According to the New York Times, police officers were able to safely arrest a man who shot eight times from a second-floor window of a house in Bensonhurst, Brooklyn.
The shooter, Derek Gallo, had accused his landlord, Michael Pisciotti, of stealing his E-ZPass, but the police showed restraint and did not fire back as the shots hit nearby cars.
In an interview by reporter Ron Howell, architect and designer, Ren, 22, said, “I think that’s really good, when the police hold back and they didn’t do anything. That’s when the police department is actually on the good side. I trust the police department when they do things like that. but sometimes they don’t do that. They shoot first and ask questions later. So some cops are actually good when it comes to doing their job. Others do their job because they can get away with that.
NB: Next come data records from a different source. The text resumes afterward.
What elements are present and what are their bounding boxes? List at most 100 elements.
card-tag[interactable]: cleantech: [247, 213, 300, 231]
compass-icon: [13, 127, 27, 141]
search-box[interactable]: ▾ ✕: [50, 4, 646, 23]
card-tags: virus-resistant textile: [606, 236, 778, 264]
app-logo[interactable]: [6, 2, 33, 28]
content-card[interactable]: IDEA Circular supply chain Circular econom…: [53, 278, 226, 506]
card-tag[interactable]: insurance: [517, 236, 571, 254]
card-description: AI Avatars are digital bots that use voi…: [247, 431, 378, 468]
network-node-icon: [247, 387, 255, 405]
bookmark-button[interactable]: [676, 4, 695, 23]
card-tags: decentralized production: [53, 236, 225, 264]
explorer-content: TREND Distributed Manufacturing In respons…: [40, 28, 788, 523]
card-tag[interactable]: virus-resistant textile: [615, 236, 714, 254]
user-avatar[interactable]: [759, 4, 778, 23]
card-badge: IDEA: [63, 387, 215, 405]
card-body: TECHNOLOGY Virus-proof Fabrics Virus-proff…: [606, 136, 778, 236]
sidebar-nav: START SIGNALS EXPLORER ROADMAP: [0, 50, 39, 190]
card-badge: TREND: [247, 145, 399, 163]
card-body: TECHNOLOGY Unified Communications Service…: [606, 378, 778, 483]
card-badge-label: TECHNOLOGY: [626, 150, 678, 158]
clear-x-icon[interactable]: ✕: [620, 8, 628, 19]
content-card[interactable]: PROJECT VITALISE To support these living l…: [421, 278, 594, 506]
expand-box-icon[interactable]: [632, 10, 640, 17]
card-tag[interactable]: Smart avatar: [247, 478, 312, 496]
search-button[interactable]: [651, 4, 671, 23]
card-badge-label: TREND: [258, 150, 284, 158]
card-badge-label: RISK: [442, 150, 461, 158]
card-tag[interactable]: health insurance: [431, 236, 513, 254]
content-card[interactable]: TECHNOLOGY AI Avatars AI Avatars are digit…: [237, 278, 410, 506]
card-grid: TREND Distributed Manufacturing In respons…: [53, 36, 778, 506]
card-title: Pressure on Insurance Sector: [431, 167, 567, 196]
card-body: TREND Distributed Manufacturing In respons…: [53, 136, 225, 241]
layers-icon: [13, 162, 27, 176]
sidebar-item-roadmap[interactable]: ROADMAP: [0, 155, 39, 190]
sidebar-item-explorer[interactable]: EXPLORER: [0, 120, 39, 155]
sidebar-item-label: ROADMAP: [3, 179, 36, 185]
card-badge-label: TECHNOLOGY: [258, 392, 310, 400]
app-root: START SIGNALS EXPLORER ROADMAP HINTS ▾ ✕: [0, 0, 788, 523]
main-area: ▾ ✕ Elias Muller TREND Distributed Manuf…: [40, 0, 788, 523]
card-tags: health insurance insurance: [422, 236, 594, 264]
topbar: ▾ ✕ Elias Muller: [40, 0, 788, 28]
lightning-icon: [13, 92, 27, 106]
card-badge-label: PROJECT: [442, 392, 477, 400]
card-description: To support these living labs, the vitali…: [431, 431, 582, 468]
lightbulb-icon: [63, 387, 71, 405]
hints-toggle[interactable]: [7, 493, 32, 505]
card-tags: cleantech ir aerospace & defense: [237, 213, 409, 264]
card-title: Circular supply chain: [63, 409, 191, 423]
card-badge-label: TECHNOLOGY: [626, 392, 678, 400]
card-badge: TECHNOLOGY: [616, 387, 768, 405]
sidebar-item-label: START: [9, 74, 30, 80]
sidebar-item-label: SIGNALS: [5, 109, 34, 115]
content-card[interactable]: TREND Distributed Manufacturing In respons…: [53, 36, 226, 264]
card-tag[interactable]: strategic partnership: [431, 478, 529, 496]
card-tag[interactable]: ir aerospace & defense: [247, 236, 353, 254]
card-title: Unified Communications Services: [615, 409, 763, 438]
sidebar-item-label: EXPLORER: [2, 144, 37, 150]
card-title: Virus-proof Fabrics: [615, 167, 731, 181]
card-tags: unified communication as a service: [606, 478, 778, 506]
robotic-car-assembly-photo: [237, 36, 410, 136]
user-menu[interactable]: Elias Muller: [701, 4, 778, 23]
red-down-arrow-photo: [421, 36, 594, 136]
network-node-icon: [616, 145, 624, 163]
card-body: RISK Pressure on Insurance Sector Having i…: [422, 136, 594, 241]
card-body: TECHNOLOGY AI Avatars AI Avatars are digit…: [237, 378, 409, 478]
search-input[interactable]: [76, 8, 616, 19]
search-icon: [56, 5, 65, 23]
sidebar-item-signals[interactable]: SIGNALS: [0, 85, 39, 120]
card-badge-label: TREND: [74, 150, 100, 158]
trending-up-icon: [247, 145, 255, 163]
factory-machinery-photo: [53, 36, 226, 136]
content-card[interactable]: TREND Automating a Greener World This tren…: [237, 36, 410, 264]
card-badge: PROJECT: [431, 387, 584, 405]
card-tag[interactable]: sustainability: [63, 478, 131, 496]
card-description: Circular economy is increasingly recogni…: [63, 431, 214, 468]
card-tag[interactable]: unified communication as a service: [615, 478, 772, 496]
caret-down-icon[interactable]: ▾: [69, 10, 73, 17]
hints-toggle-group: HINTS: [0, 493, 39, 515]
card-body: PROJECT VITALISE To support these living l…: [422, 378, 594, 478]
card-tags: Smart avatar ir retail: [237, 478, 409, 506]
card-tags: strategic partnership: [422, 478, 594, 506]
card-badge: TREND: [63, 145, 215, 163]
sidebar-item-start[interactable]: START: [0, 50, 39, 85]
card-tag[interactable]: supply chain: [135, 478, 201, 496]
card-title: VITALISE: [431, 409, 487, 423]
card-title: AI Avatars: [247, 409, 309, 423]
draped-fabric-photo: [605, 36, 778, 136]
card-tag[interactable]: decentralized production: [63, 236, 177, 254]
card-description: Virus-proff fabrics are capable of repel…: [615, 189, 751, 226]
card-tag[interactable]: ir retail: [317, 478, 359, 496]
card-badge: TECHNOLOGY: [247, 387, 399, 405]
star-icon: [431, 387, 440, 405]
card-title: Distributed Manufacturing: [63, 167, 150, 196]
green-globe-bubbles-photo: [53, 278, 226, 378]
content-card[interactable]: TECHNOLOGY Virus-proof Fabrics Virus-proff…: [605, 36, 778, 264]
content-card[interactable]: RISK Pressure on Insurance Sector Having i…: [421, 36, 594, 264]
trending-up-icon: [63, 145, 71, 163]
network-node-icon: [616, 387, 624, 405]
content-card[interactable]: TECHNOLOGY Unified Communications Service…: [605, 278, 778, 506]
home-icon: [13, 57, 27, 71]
The police were quickly able to assess the situation and were able to get Gallo to surrender to an arrest, but if the police had not responded in the way they had, things might have turned out differently.
In fact, the connection between disorder and crime can be found in the broken-windows theory.
According to James Q. Wilson and George L. Kelling, whose article, Broken Windows, appeared on the Manhattan Institute website, the broken windows theory revolves around the concept that if a window in a building is broken and is left that way, all the rest of the windows in the building will get broken soon afterward.
The theory works for both affluent and poverty-stricken neighborhoods and ordinarily, does not happen on a large scale by avid window-breakers.
Instead, an unrepaired window indicates the lack of care over property so that a single, broken and forsaken window becomes an open playground with zero repercussions and multiple broken windows.
In 1969, psychologist Philip Zimbardo, tested the broken-window theory by placing a car without a license plate and with its hood up, on a street in the Bronx and one in Palo Alto, California.
The Bronx car was vandalized within ten minutes whereas the Palo Alto car remained untouched for more than a week. However, when Zimbardo used a sledgehammer to damage the Palo Alto car, the car was destroyed within hours.
In both cases, the cars were vandalized by mostly ‘respectable whites’ and showed that untended property invites people to damage the property either for theft or entertainment purposes.
The study also showed that when small things aren’t taken care of, petty crimes become more serious crimes. Violent attacks on strangers are likely to occur as people change their behavior to adapt to neighborhoods that are no longer safe.
With the intention of keeping the streets safe, the controversial stop and frisk practices were practiced by police officers and has stirred up issues of racial profiling and distrust of police officers.
Ren said, “I don’t really like the cops sometimes, on experience, because when they’re looking for a certain type of person, they look for everyone in that book and treat everyone the same without asking anymore information. But on other causes like if there’s something dangerous going on and they actually know it, the police department is very good so I have a little bit of mixed feelings sometimes.”
According to the New York Civil Liberties Union (NYCLU), the “[New York Police] Department’s own reports on its stop-and-frisk activity confirm what many people in communities of color across the city have long known: The police are stopping hundreds of thousands of law abiding New Yorkers every year, and the vast majority are black and Latino.”
The Center for Constitutional Rights (CCR) found that in 2009, Black and Latino popualtions comprised of about 36% of New York City’s total population, but 84% of the 576,394 people stopped were Black and Latino.
In 2006, the NYCLU found that whites were stopped less often than Blacks (2.6% of the 3.6 million White population stopped vs. 55% of the 2.2 million Black population), police officers were twice as likely to find handguns, drugs, or stolen property on White suspects than they did on Black stops.
Based on the New York Police Department’s own reports, the NYCLU also found that “nearly nine out of 10 stopped-and-frisked New Yorkers have been completely innocent” and that “only 10 percent of stops led to summonses or arrests.”
Ren recounted his own experience with police officers one year ago at a New York City park. “Some young white kid was running around doing bad things. All the information [the police] had was some kids were running around spray painting on the buildings and stuff.”
“Me and my younger cousins were walking in the same area,” said Ren. “We were arrested for that crime and we [weren’t] prosecuted because they caught the kids like a week later. That made me not like the cops because they thought we were doing it because we’re black and we all had like book bags and stuff.”
Said Ren, “They thought because we were black, our race was bad, but we’re not bad. We’re actually live in a nice neighborhood so sometimes race is horrible to police.”